France aimed to ensure that whoever is selected has wide political buy-in, unlike Diab.
Macron admitted that Adib was not a “messiah” and contended that Adib knew that he was backed by “political forces that have lost the confidence of the public”.
Nevertheless, he said Adib was able to form a capable government and to implement the needed reforms. And Macron said he had heard encouraging words from political leaders.
He split Tuesday between ceremonial gestures – a visit to the destroyed Beirut port and planting a cedar tree, the country’s national emblem – and tete-a-tete meetings with politicians, whom he summoned to the ambassador’s residence.
Macron told reporters that they had pledged to form a government within 15 days – unprecedented in Lebanon’s recent history, where government formation usually take many months.
The government would then have to implement reforms to the crippled electricity sector and the insolvent financial sector within three months, and hold early parliamentary polls within a year.
Macron promised to return by December to follow up on the reform process.
If reforms are not implemented, Macron said he would inform the international community that no aid could flow and he would talk openly about those in Lebanon who were blocking change.
“We will not give Lebanon a carte blanche, or a blank check,” he said.

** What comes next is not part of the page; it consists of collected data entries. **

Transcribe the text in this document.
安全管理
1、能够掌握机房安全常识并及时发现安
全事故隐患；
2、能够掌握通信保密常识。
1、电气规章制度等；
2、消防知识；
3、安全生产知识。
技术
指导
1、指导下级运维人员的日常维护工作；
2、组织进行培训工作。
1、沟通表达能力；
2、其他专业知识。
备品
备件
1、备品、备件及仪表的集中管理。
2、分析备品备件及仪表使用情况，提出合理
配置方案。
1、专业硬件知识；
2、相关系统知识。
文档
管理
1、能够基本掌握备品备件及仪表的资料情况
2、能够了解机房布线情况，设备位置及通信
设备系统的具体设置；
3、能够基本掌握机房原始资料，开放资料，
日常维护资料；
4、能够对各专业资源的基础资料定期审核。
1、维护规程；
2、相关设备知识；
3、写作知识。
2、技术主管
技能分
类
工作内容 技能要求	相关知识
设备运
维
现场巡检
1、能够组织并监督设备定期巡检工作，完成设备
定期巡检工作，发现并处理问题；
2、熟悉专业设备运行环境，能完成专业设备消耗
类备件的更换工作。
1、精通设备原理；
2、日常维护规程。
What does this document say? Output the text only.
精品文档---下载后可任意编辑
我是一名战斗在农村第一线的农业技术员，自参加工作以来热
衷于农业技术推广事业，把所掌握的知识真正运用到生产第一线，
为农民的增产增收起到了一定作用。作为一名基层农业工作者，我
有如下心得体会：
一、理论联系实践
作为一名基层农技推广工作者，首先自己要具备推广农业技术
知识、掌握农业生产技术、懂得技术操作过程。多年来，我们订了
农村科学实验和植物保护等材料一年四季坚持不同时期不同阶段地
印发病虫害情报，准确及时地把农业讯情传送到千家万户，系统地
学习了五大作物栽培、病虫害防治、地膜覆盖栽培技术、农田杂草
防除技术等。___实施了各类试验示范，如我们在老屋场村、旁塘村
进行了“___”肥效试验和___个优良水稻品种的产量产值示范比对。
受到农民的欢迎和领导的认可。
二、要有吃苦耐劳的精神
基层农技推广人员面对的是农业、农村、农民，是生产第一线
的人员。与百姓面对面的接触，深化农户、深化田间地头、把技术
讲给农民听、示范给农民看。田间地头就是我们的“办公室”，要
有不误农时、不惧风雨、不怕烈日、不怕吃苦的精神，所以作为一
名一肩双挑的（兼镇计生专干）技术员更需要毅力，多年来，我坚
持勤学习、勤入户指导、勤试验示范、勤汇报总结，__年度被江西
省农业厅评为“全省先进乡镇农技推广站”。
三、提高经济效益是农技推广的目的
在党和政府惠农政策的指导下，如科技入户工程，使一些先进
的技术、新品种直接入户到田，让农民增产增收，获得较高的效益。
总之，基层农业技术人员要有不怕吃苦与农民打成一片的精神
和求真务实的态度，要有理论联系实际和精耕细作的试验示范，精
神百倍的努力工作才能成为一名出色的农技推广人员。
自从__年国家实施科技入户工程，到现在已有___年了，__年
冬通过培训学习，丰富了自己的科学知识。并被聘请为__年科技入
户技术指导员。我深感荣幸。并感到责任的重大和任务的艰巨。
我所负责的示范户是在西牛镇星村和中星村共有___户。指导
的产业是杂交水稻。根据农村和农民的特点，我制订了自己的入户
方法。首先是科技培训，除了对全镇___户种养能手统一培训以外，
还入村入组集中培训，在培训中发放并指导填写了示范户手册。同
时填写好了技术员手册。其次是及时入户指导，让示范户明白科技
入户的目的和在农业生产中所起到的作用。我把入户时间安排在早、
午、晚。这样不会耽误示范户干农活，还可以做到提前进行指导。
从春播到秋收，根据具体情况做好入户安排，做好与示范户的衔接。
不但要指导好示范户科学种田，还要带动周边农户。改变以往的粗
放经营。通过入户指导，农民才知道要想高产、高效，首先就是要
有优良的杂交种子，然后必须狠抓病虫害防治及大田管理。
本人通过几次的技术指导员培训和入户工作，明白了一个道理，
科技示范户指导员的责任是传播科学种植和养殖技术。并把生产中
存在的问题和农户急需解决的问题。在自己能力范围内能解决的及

He also said he did not rule out sanctions against political leaders, but said that France would first have to prove crimes such as corruption or terrorism had been committed.

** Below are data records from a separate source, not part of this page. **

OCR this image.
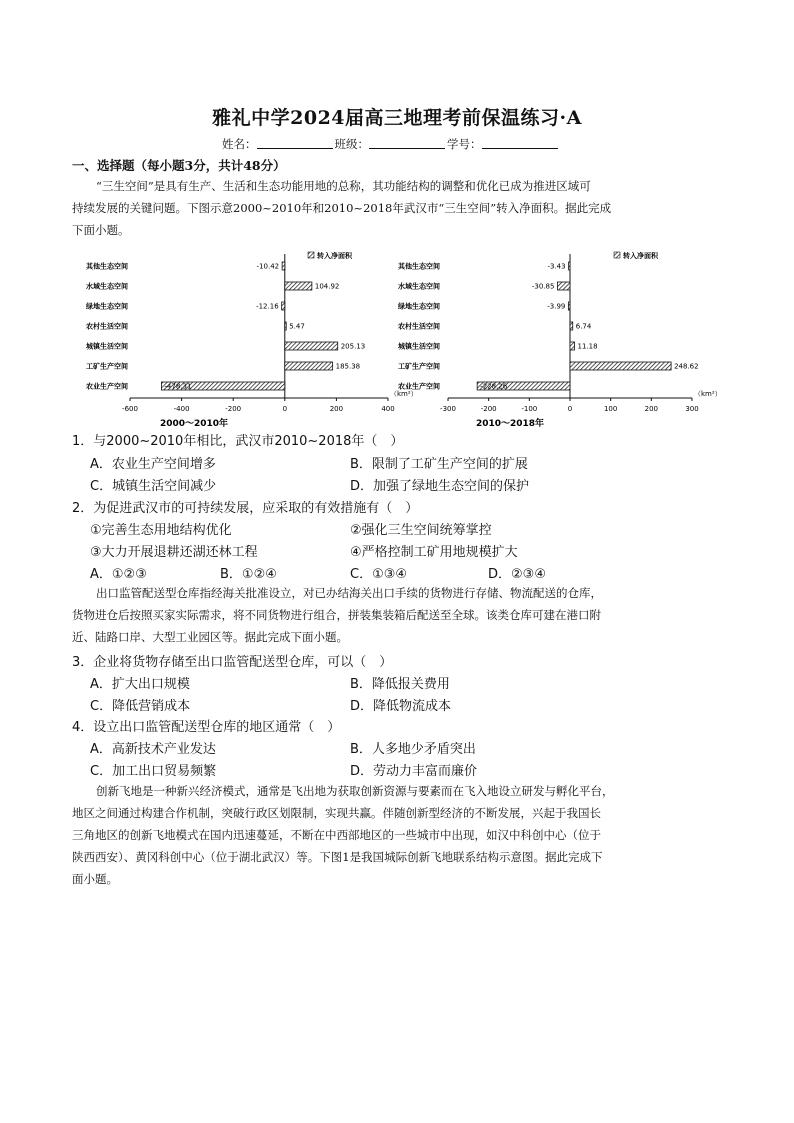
雅礼中学2024届高三地理考前保温练习·A
姓名：	班级：	学号：
一、选择题（每小题3分，共计48分）
“三生空间”是具有生产、生活和生态功能用地的总称，其功能结构的调整和优化已成为推进区域可
持续发展的关键问题。下图示意2000~2010年和2010~2018年武汉市“三生空间”转入净面积。据此完成
下面小题。
-600	-400	-200	0	200	400
（km²）
其他生态空间	-10.42
水域生态空间	104.92
绿地生态空间	-12.16
农村生活空间	5.47
城镇生活空间	205.13
工矿生产空间	185.38
农业生产空间	-478.31
转入净面积
2000～2010年
-300	-200	-100	0	100	200	300
（km²）
其他生态空间	-3.43
水域生态空间	-30.85
绿地生态空间	-3.99
农村生活空间	6.74
城镇生活空间	11.18
工矿生产空间	248.62
农业生产空间	-228.26
转入净面积
2010～2018年
1．与2000~2010年相比，武汉市2010~2018年（　）
A．农业生产空间增多	B．限制了工矿生产空间的扩展
C．城镇生活空间减少	D．加强了绿地生态空间的保护
2．为促进武汉市的可持续发展，应采取的有效措施有（　）
①完善生态用地结构优化	②强化三生空间统筹掌控
③大力开展退耕还湖还林工程	④严格控制工矿用地规模扩大
A．①②③	B．①②④	C．①③④	D．②③④
出口监管配送型仓库指经海关批准设立，对已办结海关出口手续的货物进行存储、物流配送的仓库，
货物进仓后按照买家实际需求，将不同货物进行组合，拼装集装箱后配送至全球。该类仓库可建在港口附
近、陆路口岸、大型工业园区等。据此完成下面小题。
3．企业将货物存储至出口监管配送型仓库，可以（　）
A．扩大出口规模	B．降低报关费用
C．降低营销成本	D．降低物流成本
4．设立出口监管配送型仓库的地区通常（　）
A．高新技术产业发达	B．人多地少矛盾突出
C．加工出口贸易频繁	D．劳动力丰富而廉价
创新飞地是一种新兴经济模式，通常是飞出地为获取创新资源与要素而在飞入地设立研发与孵化平台，
地区之间通过构建合作机制，突破行政区划限制，实现共赢。伴随创新型经济的不断发展，兴起于我国长
三角地区的创新飞地模式在国内迅速蔓延，不断在中西部地区的一些城市中出现，如汉中科创中心（位于
陕西西安）、黄冈科创中心（位于湖北武汉）等。下图1是我国城际创新飞地联系结构示意图。据此完成下
面小题。
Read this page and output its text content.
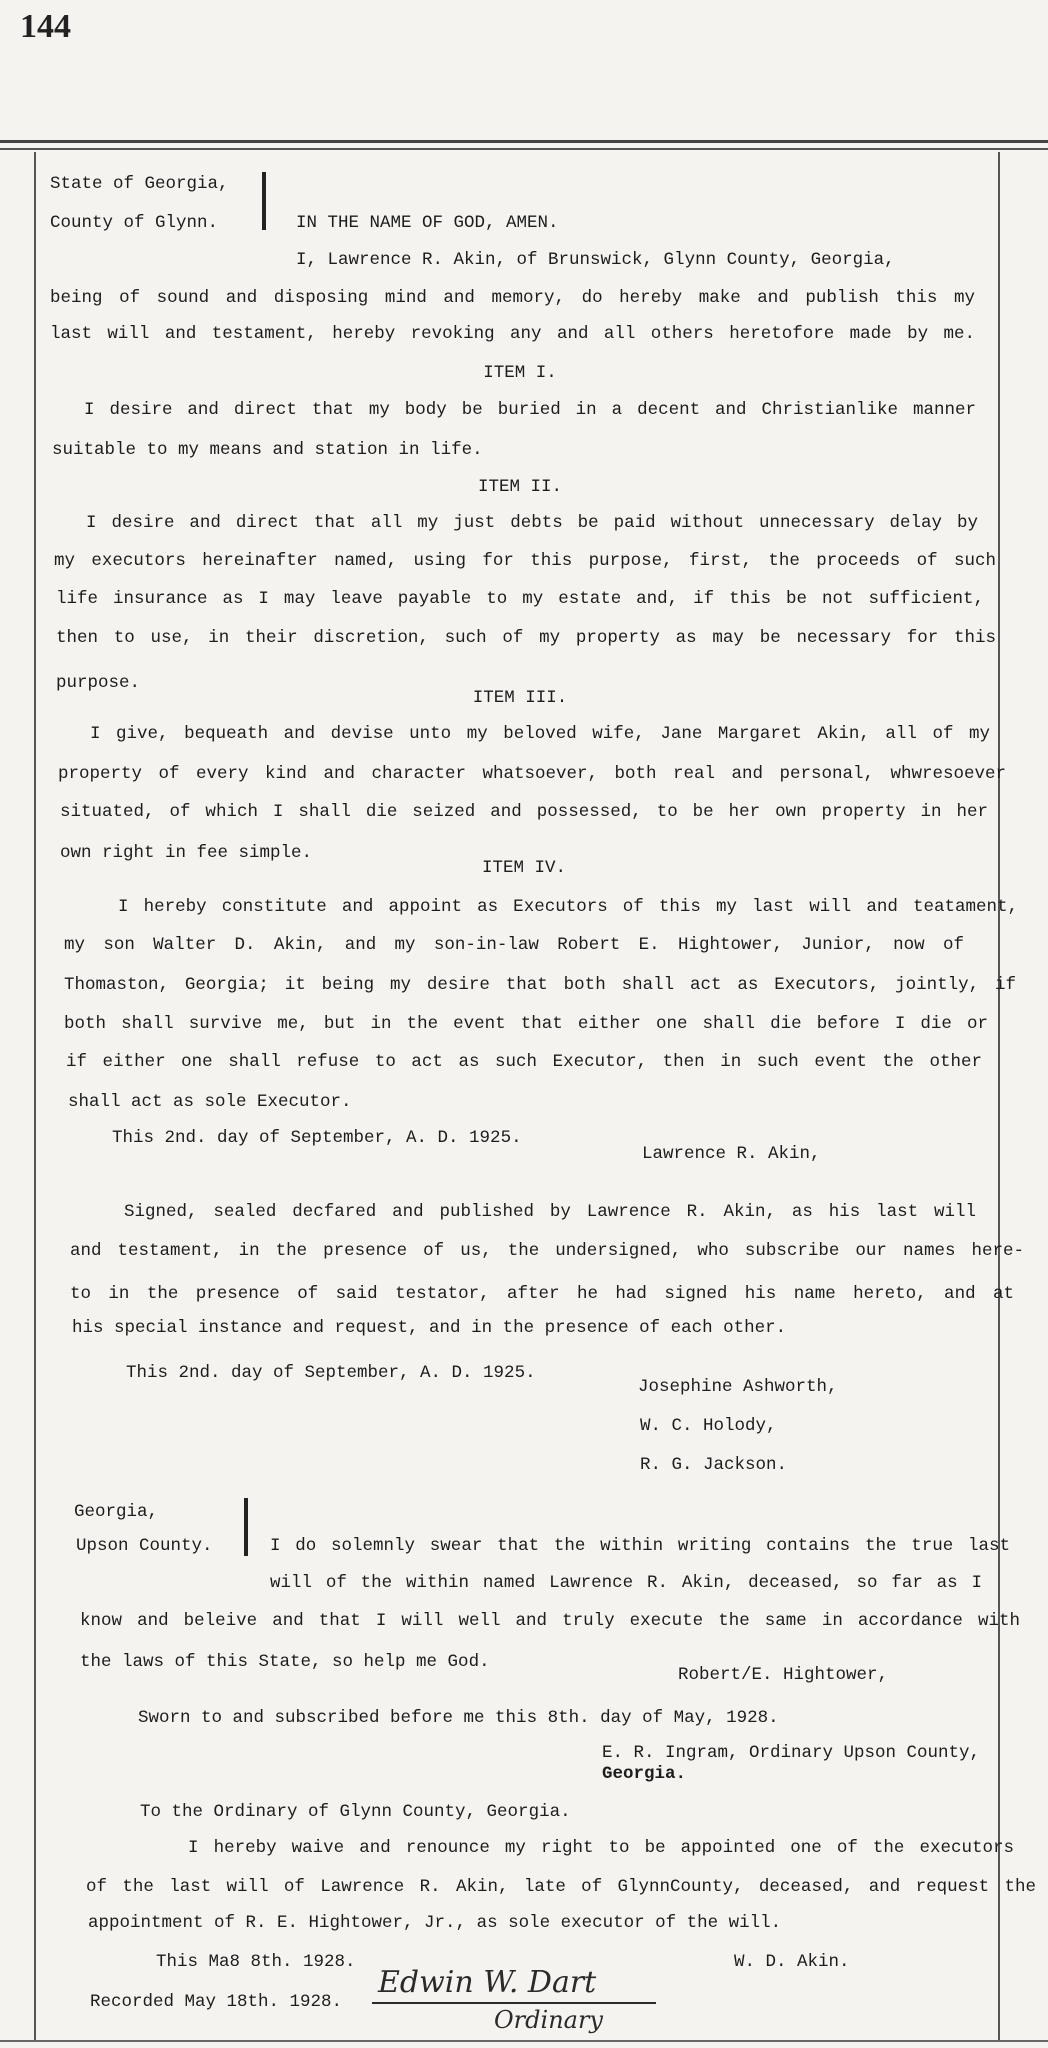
144
State of Georgia,
County of Glynn.	IN THE NAME OF GOD, AMEN.
I, Lawrence R. Akin, of Brunswick, Glynn County, Georgia,
being of sound and disposing mind and memory, do hereby make and publish this my
last will and testament, hereby revoking any and all others heretofore made by me.
ITEM I.
I desire and direct that my body be buried in a decent and Christianlike manner
suitable to my means and station in life.
ITEM II.
I desire and direct that all my just debts be paid without unnecessary delay by
my executors hereinafter named, using for this purpose, first, the proceeds of such
life insurance as I may leave payable to my estate and, if this be not sufficient,
then to use, in their discretion, such of my property as may be necessary for this
purpose.
ITEM III.
I give, bequeath and devise unto my beloved wife, Jane Margaret Akin, all of my
property of every kind and character whatsoever, both real and personal, whwresoever
situated, of which I shall die seized and possessed, to be her own property in her
own right in fee simple.
ITEM IV.
I hereby constitute and appoint as Executors of this my last will and teatament,
my son Walter D. Akin, and my son-in-law Robert E. Hightower, Junior, now of
Thomaston, Georgia; it being my desire that both shall act as Executors, jointly, if
both shall survive me, but in the event that either one shall die before I die or
if either one shall refuse to act as such Executor, then in such event the other
shall act as sole Executor.
This 2nd. day of September, A. D. 1925.
Lawrence R. Akin,
Signed, sealed decfared and published by Lawrence R. Akin, as his last will
and testament, in the presence of us, the undersigned, who subscribe our names here-
to in the presence of said testator, after he had signed his name hereto, and at
his special instance and request, and in the presence of each other.
This 2nd. day of September, A. D. 1925.
Josephine Ashworth,
W. C. Holody,
R. G. Jackson.
Georgia,
Upson County.	I do solemnly swear that the within writing contains the true last
will of the within named Lawrence R. Akin, deceased, so far as I
know and beleive and that I will well and truly execute the same in accordance with
the laws of this State, so help me God.
Robert/E. Hightower,
Sworn to and subscribed before me this 8th. day of May, 1928.
E. R. Ingram, Ordinary Upson County,
Georgia.
To the Ordinary of Glynn County, Georgia.
I hereby waive and renounce my right to be appointed one of the executors
of the last will of Lawrence R. Akin, late of GlynnCounty, deceased, and request the
appointment of R. E. Hightower, Jr., as sole executor of the will.
This Ma8 8th. 1928.	W. D. Akin.
Recorded May 18th. 1928.
Edwin W. Dart
Ordinary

A western diplomat told Al Jazeera that Macron was keeping the option of sanctions open as “a stick he can wave” at politicians.
This includes the threat of sanctions against President Michel Aoun’s son-in-law, Gebran Bassil, who heads the country’s largest party in terms of its share of seats in parliament.

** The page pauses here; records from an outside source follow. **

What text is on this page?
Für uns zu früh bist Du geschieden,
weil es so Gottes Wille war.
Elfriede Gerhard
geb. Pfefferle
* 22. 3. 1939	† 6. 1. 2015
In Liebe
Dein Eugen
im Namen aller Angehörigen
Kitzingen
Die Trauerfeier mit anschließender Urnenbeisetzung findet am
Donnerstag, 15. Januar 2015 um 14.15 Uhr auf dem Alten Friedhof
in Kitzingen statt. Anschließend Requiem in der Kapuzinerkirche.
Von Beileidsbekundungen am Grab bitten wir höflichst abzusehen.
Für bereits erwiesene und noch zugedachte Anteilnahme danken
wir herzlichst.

However, the source said that there were no sanctions currently being prepared, as the international community waits for the Lebanese response to Macron’s initiative.
All political leaders have so far expressed their openness to the French initiative, including Hezbollah and Aoun. Several leaders have also called for Lebanon to finally make the move to being a secular state – a shift mandated by its constitution – though they have also said this in the past.
Currently, all seats in parliament are allocated by sect, and top state positions are meted out along religious lines.
Macron was repeatedly asked to justify his decision to give Hezbollah a seat at the table by meeting with a top Hezbollah official.
The Iran-backed armed group and political party is blacklisted as a terrorist group by western nations including the United States, the United Kingdom and Germany, but France maintains relations with its so-called “political wing”.
Macron said Hezbollah was a major constituent of the Lebanese population, with representation in parliament, and it would be foolish to exclude the group from the reform process.
He said that the next round of reform talks with Lebanon would broach the thorny issue of the group’s arsenal, which rivals that of the Lebanese army.
“Will we get to results directly? I don’t know,” said Macron. “But it shouldn’t be a taboo.”